Copyright © 2026 International Joint Conferences on Artificial Intelligence Organization

SafeTap: Trustworthy Neurosymbolic Language to Quadrupedal Locomotion via Shield Synthesis Modulo Bitvectors

  1. Andoni Rodríguez(IMDEA Software Institute, Universidad Politécnica de Madrid)
  2. César Sánchez(IMDEA Software Institute)

Keywords

  1. null-Shield synthesis
  2. null-Reactive synthesis modulo theories
  3. null-Bitvectors
  4. null-Language-driven robot control
  5. null-Quadrupedal locomotion

Abstract

Large language models (LLMs) are increasingly used to control embodied agents by mapping natural-language commands to high-level actions. While this paradigm enables flexible human-robot interaction, it also introduces significant safety risks, as LLM-generated commands are not guaranteed to respect physical, environmental, or mission-critical constraints. In this paper, we present an application of reactive synthesis modulo theories to the real-time guardrailing of an LLM-controlled quadruped robot, using the first-order theory of bitvectors as a symbolic abstraction of the robot's action space and environment.

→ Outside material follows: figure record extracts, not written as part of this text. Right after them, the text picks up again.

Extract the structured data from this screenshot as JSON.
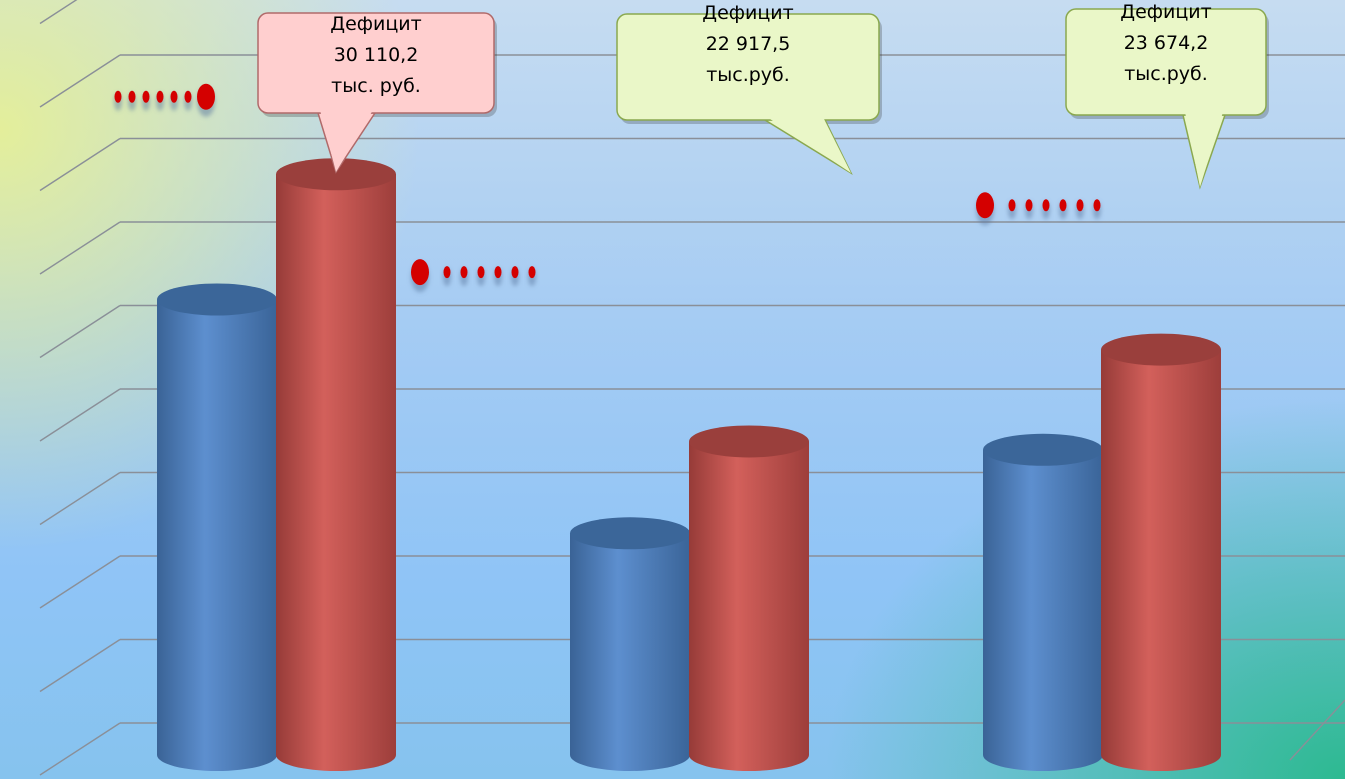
{
  "chart_data": {
    "type": "bar",
    "style": "3d-cylinder",
    "categories": [
      "",
      "",
      ""
    ],
    "series": [
      {
        "color": "#4f81bd",
        "values": [
          5.0,
          2.2,
          3.2
        ]
      },
      {
        "color": "#c0504d",
        "values": [
          6.5,
          3.3,
          4.4
        ]
      }
    ],
    "ylim": [
      0,
      9
    ],
    "grid": true,
    "legend": "none",
    "trend_markers": [
      {
        "category_index": 0,
        "value": 7.5,
        "direction": "left"
      },
      {
        "category_index": 1,
        "value": 5.4,
        "direction": "right"
      },
      {
        "category_index": 2,
        "value": 6.2,
        "direction": "right"
      }
    ],
    "annotations": [
      {
        "category_index": 0,
        "lines": [
          "Дефицит",
          "30 110,2",
          "тыс. руб."
        ],
        "color": "#ffcfcf"
      },
      {
        "category_index": 1,
        "lines": [
          "Дефицит",
          "22 917,5",
          "тыс.руб."
        ],
        "color": "#eaf7c8"
      },
      {
        "category_index": 2,
        "lines": [
          "Дефицит",
          "23 674,2",
          "тыс.руб."
        ],
        "color": "#eaf7c8"
      }
    ]
  }
}
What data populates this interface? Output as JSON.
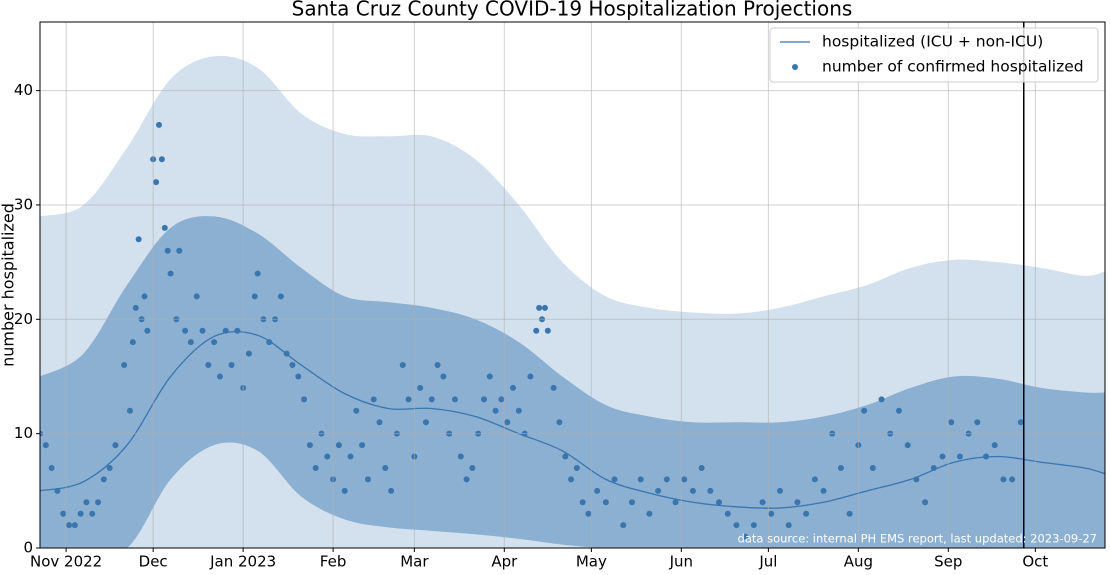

Our system translates natural-language commands into discrete bitvector-encoded actions, which are then filtered by a formally synthesized guardrail (also called shield) that enforces safety and liveness properties expressed in Linear Temporal Logic modulo bitvector constraints. The shield operates online and corrects unsafe commands while preserving the intent of the human operator. We instantiate our framework in a realistic locomotion setting, inspired by recent work on language-driven robot control, and demonstrate that the robot maintains safety under adversarial and dynamic environmental conditions.

This work illustrates how theory-aware synthesis can serve as a practical foundation for trustworthy human--robot interaction, enabling the deployment of learning-based controllers in safety-critical settings with formal guarantees.